What were they doing there? And how had they known? I had done everything to keep the wedding from them. I had hoarded these
bad feelings. Dads face was gray with remorse, as though he could have done something to stop the proceedings, and Mom held
tight to his side, wearing dark glasses of a perfect opacity. At once, I got up from the row where I’d parked myself and climbed
over the exasperated families seated next to me, jostling their knees. As I went, I became aware of Brice McCann’s soft, insinuating
voice ricocheting, in Dolby Surround Sound, from one wall of the Rip Van Winkle Room to the next. The room was appropriately
named, it seemed to me then. We were all sleepers who dreamed a reverie of marriage, not one of us had waked to see the bondage,
the violence, the excess of its cabalistic prayers and rituals. Marriage was oneiric. Not one of us was willing to pronounce
the truth of its dream language of slavery and submission and transmission of property, and Brice’s vow,
to have and to hold Sarah Wilton,
till death did them part, forsaking all others,
seemed to me like the pitch of a used-car dealer or insurance salesman, and these words rang out in the room, likewise Sarah’s
uncertain and breathy reply, and I rushed at the center aisle, pushing away cretinous guests and cherubic newborns toward
my parents, to embrace them as these words fell, these words with their intimations of mortality,
to tell my parents I should never have let you drive that night, Sis. How could I have let you drive? How could I have been
so stupid? My tires were bald —I couldn’t afford better.
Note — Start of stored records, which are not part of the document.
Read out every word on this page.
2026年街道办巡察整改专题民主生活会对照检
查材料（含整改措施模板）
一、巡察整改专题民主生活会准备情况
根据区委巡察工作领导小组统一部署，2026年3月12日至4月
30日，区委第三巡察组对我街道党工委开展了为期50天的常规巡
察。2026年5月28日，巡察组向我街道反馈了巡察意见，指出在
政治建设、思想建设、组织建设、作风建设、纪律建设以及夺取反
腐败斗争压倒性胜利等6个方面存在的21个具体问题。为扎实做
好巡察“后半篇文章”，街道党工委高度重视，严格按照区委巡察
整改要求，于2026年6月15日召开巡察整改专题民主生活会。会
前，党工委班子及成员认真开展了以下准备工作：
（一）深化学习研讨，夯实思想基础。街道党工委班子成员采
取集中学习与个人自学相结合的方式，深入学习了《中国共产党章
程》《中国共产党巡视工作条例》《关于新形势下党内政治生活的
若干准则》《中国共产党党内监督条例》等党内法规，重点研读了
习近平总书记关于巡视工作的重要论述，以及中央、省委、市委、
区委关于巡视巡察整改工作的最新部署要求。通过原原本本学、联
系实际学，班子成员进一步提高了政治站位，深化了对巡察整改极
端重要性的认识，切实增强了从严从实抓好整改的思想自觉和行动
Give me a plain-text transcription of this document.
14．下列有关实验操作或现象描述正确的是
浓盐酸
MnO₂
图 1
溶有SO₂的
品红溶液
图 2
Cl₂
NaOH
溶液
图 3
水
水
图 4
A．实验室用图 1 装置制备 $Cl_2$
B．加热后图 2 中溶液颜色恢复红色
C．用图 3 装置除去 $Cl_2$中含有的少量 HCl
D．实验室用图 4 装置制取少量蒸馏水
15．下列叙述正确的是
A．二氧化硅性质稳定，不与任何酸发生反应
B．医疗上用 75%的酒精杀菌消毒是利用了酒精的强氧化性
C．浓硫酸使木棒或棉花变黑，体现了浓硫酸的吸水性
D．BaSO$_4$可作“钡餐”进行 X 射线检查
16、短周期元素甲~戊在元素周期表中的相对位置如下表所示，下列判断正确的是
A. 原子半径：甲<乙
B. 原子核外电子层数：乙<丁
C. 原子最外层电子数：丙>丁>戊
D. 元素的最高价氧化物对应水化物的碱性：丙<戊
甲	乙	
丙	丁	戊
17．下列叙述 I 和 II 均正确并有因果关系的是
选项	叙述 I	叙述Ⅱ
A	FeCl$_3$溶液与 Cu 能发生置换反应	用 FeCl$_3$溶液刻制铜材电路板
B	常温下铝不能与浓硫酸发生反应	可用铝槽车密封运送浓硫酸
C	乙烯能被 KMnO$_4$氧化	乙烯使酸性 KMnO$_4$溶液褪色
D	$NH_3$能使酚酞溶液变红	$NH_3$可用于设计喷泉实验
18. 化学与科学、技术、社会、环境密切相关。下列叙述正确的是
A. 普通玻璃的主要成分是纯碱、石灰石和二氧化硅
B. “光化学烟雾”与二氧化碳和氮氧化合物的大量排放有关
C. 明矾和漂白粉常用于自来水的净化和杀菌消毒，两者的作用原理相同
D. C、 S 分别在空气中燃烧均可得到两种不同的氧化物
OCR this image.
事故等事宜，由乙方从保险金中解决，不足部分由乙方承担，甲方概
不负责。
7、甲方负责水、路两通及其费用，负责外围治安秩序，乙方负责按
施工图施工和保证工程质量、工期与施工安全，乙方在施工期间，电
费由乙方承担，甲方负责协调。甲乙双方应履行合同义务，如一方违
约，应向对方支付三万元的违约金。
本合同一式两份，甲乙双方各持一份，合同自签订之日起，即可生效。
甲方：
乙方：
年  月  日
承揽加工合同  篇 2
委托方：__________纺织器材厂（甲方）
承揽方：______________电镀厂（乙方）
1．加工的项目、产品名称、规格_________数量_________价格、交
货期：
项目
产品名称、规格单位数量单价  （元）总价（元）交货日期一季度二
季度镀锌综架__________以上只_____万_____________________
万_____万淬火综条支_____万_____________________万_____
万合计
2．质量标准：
My car was a death trap; and I was its proper driver, bent on my
long, complicated program of failure, my program of futures abandoned, of half-baked ideas, of big plans that came to nought,
of cheap talk and lies, of drinking binges, petty theft; my car was made for my own death, Sis, the inevitable and welcome
end to the kind of shame and regret I had brought upon everyone close to me, you especially, who must have wept inwardly,
in your bosom, when you felt compelled to ask me to read a poem on your special day, before you totaled my car, on that curve,
running up over the berm, shrieking, flipping the vehicle, skidding thirty feet on the roof, hitting the granite outcropping
there, plunging out of the seat (why no seat belt?), snapping your neck, ejecting through the windshield, catching part of
yourself there, tumbling over the hood, breaking both legs, puncturing your lung, losing an eye, shattering your wrist, bleeding,
coming to rest at last in a pile of moldering leaves, where rain fell upon you, until, unconscious, you died.